Wynne remarked that he felt honored, especially because the new genus is in the family of red algae (with about 100 genera) that he has devoted much attention to. His efforts culminated in the publication of a book “The red algal familiies Delesseriaceae and Sarcomeniaceae” that was published in 2014 by Koeltz Scientific Books.

The sole species of the new genus, Wynneophycus geminatus, was in a different genus (Hypoglossum), but a combination of molecular analysis and morphological study revealed that it had nothing to do with that genus but deserved to be treated in a distinct (and new) genus, in fact, in a newly recognized tribe. The species name geminatus (Latin: paired, doubled) refers to the feature of the branches always being formed in pairs. The species occurs in Japan, China, Korea, Fiji and Norfolk Island. The authors of the new genus are from Korea and the United States. 

An earlier genus of red algae, Nwynea, was named by Searles in 1989 in Wynne’s honor. It was collected in deep water off the coast of Georgia (USA).
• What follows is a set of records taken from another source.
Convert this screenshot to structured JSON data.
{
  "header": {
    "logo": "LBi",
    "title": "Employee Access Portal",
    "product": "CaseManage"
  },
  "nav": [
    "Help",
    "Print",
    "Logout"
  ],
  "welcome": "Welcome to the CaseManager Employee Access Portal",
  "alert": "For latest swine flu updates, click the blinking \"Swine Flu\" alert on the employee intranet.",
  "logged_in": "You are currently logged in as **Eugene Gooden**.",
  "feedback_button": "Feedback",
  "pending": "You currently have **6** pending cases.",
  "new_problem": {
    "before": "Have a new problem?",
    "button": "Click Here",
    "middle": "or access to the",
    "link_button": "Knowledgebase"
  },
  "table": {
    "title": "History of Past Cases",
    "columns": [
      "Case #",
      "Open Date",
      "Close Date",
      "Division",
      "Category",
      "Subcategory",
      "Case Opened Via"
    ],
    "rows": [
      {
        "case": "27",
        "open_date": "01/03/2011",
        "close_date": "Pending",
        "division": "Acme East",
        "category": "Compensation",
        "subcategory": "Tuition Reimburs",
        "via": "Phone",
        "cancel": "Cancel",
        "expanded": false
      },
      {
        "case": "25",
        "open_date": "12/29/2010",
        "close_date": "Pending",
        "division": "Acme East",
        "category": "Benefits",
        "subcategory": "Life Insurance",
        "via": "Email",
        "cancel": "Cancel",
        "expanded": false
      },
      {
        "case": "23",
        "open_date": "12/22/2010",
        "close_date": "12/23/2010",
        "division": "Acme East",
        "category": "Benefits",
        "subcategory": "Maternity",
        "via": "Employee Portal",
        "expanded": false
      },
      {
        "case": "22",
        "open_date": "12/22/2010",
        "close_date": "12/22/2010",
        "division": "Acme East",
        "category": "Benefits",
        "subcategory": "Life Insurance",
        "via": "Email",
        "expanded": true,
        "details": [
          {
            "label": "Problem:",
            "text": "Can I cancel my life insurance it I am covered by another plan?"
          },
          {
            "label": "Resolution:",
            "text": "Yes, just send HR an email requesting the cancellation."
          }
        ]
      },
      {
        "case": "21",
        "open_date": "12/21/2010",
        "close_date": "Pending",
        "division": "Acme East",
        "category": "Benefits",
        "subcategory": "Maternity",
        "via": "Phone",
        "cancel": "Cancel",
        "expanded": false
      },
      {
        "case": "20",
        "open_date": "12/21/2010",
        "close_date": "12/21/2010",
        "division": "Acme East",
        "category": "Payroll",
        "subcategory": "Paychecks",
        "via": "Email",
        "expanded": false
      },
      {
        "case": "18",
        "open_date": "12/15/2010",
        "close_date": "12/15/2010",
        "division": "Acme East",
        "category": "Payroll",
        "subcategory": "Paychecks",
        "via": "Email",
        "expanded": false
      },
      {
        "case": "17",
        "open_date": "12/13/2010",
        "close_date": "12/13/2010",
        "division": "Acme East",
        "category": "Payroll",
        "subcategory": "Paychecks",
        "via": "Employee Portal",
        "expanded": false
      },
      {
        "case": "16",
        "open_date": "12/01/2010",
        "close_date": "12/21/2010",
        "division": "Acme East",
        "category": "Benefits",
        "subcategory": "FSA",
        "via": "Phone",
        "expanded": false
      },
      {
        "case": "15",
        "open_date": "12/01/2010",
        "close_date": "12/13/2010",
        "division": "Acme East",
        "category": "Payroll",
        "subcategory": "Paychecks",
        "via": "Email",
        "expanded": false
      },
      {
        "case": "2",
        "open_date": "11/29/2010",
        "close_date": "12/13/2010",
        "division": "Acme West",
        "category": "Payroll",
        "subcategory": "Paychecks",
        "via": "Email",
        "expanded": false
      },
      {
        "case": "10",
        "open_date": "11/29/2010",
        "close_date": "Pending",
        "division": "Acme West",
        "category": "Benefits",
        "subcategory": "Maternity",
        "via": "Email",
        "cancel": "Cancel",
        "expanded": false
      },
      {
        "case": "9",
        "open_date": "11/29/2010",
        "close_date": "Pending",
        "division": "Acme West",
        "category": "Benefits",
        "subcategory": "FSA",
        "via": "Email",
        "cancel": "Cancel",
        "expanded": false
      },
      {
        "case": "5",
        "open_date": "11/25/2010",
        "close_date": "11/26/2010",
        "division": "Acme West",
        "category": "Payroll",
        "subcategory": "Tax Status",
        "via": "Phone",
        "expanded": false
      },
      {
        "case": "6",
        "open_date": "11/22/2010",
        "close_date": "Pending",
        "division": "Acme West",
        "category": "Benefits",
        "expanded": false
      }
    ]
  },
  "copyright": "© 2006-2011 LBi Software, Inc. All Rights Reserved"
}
According to Wynne, he had to warn his colleague Rick Searles at Duke University: “You cannot use Wynnea because that name was already used more than a century ago for a genus of fungi.” So Searles created an anagram of the name.

Over his career Wynne has described 14 new genera of Delesseriaceae and about two to three times that number of new species from around the world. Another long-term research project has been his publication of checklists of the benthic marine algae of the tropical and subtropical Western Atlantic, starting with his original list in 1986, followed by three revisions (1998, 2005, 2011).
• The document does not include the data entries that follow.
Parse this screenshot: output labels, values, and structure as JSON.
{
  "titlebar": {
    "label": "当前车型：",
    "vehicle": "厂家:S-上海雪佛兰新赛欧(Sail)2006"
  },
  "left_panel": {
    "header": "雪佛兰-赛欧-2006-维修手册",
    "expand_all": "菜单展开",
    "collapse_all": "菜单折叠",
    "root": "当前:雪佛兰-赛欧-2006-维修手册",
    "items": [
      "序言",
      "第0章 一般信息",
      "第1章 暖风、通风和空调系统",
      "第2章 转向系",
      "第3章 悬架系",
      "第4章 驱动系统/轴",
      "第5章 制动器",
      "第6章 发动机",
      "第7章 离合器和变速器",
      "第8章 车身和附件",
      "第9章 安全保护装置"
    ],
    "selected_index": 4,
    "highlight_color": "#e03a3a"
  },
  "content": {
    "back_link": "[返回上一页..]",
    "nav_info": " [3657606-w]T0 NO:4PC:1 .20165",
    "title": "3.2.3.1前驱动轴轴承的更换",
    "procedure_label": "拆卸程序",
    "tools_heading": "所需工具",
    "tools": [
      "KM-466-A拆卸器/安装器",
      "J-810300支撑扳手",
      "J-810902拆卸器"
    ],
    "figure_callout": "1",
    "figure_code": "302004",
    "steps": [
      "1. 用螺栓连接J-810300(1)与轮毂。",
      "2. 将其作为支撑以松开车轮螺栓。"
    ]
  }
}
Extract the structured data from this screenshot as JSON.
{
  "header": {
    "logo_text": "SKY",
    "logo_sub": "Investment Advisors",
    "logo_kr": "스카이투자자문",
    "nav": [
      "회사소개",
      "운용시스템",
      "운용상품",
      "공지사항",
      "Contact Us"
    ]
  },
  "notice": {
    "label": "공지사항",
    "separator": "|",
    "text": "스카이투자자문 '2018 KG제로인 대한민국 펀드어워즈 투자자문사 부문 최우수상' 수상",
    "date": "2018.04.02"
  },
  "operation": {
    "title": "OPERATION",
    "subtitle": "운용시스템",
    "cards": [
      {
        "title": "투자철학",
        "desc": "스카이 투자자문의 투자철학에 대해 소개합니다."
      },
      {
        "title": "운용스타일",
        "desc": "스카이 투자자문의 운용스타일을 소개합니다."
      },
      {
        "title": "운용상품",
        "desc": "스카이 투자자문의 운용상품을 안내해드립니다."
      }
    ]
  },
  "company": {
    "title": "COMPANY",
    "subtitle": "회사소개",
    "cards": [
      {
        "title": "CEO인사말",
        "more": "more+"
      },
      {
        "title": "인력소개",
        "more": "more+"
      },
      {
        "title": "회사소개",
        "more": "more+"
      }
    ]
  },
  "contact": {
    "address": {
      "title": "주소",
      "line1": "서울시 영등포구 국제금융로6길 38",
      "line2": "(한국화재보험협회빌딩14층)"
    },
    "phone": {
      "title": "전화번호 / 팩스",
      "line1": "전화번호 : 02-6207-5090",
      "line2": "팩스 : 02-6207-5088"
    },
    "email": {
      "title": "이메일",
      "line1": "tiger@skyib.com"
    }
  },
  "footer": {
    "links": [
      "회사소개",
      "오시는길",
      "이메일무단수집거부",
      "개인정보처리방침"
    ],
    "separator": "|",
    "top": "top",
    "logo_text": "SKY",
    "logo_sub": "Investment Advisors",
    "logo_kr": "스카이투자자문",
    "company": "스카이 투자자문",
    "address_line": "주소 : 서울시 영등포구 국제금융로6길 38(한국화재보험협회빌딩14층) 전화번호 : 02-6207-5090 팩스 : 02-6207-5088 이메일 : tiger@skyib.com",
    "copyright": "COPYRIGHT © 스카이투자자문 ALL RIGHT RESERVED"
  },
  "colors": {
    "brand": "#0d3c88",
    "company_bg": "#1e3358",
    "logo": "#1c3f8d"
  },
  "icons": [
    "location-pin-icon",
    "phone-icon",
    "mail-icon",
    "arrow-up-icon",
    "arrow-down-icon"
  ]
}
The names of species of algae that bear Wynne’s name (from the Mediterranean, the North Pacific; Japan and Korea; Hawaii; and Puerto Rico):

Beringia wynnei B.E. Clarkston and G.W. Saunders

Botryocladia wynnei Ballantine

Chylocladia wynnei G. Alongi, M. Cormaci and G. Furnari

Colpomenia wynnei K.M. Lee, R. Riosmena-Rodriguez, K. Kogame and S.M. Boo

Hypoglossum wynnei I.A. Abbott

Additionally, Wynne has described about 25 new genera of seaweeds over his career (mostly of red algae) and about twice that number for new species.
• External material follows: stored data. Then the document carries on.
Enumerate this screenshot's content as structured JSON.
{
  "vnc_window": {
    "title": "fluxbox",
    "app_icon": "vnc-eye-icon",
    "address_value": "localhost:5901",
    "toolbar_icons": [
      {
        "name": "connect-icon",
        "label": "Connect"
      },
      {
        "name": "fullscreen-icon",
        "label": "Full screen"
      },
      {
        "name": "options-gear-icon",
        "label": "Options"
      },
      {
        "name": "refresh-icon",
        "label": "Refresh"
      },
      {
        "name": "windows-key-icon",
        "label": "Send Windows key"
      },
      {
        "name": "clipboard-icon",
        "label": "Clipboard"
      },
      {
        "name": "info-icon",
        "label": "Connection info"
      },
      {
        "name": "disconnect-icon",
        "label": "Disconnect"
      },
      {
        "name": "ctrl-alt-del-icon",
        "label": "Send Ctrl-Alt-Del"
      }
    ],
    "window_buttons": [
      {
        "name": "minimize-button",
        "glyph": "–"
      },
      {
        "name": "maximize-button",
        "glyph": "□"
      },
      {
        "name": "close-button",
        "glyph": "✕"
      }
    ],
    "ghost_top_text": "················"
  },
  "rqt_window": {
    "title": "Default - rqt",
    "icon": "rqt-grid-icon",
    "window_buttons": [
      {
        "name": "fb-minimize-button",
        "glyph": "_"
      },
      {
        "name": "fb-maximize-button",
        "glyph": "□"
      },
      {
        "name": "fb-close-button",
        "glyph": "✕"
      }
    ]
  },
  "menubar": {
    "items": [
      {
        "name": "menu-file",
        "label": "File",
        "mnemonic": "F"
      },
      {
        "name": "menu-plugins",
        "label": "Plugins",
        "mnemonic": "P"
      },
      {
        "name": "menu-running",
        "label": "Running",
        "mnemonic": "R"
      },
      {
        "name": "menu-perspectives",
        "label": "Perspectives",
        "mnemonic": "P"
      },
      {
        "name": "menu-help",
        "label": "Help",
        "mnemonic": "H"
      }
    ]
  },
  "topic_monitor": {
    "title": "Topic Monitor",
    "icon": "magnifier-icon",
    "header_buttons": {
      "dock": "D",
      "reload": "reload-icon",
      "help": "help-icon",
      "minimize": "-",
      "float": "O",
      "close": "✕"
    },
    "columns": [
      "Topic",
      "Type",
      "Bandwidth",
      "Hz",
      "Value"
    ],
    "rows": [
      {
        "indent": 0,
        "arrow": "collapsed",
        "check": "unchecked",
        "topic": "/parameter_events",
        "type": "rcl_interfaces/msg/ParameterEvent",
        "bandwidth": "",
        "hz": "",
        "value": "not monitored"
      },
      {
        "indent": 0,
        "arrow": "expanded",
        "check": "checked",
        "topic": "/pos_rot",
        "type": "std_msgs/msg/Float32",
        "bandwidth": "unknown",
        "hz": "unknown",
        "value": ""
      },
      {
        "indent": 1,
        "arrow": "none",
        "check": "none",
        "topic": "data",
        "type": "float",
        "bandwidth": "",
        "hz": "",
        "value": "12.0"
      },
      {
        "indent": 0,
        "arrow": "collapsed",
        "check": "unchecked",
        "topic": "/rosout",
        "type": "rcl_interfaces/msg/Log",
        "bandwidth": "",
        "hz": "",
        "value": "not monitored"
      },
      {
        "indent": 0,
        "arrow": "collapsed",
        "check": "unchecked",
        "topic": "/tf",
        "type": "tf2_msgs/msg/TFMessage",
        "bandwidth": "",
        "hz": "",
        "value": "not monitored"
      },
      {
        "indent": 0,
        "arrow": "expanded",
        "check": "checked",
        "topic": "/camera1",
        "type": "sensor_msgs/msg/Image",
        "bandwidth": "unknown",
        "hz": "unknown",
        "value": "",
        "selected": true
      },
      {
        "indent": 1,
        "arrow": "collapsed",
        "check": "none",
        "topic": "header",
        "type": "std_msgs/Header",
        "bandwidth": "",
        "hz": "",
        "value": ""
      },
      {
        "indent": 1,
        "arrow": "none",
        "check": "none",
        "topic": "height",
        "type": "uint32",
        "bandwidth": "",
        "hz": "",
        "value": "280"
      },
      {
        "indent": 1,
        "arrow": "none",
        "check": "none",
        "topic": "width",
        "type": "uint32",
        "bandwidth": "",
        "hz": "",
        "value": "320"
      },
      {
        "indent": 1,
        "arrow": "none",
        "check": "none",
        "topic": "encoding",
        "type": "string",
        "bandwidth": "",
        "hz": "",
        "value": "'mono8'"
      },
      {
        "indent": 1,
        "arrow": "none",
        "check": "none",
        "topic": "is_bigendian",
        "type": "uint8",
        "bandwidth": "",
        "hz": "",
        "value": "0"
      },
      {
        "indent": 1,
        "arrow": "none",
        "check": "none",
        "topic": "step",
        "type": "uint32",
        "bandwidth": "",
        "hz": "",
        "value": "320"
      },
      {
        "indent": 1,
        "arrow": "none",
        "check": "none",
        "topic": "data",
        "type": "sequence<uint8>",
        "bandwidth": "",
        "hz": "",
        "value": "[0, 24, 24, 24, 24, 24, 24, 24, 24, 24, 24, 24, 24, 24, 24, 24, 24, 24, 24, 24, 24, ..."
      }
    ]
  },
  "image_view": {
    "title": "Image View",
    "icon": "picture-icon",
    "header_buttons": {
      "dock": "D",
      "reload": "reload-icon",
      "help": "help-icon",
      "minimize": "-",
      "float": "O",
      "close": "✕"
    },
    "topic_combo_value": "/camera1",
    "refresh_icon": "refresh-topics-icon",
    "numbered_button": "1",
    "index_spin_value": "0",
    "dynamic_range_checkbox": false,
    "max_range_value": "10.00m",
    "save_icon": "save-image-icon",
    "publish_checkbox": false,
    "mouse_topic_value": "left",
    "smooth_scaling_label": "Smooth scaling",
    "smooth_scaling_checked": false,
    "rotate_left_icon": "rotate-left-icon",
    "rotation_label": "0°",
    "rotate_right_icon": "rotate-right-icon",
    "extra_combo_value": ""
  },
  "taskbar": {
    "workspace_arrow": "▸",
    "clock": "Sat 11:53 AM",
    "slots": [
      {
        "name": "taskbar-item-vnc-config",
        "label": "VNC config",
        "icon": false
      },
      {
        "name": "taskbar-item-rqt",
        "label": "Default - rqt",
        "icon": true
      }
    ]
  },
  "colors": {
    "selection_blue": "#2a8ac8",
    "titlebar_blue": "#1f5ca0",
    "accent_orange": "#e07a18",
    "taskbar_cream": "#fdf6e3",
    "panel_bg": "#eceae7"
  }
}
A recent retrospective article “An Experiment in Graduate Education: A Marine Science Adventure Across the Indian Ocean” was published in the March 2016 issue of Oceanography on graduate education in the ocean sciences. Wynne contributed to this article about a three-month long expedition that took place over 50 years ago. He was part of a group of a dozen graduate students who sailed on the R/V Te Vega, a research vessel of Stanford University, across the Indian Ocean from Mombasa, Kenya, to Singapore.

U-M Library subscribes to this journal. The reference is: Pearse, V.B., J.C. Ogden, and S.J. Proctor. 2016. An experiment in graduate education: A marine science adventure across the Indian Ocean. Oceanography 29(1):90–97.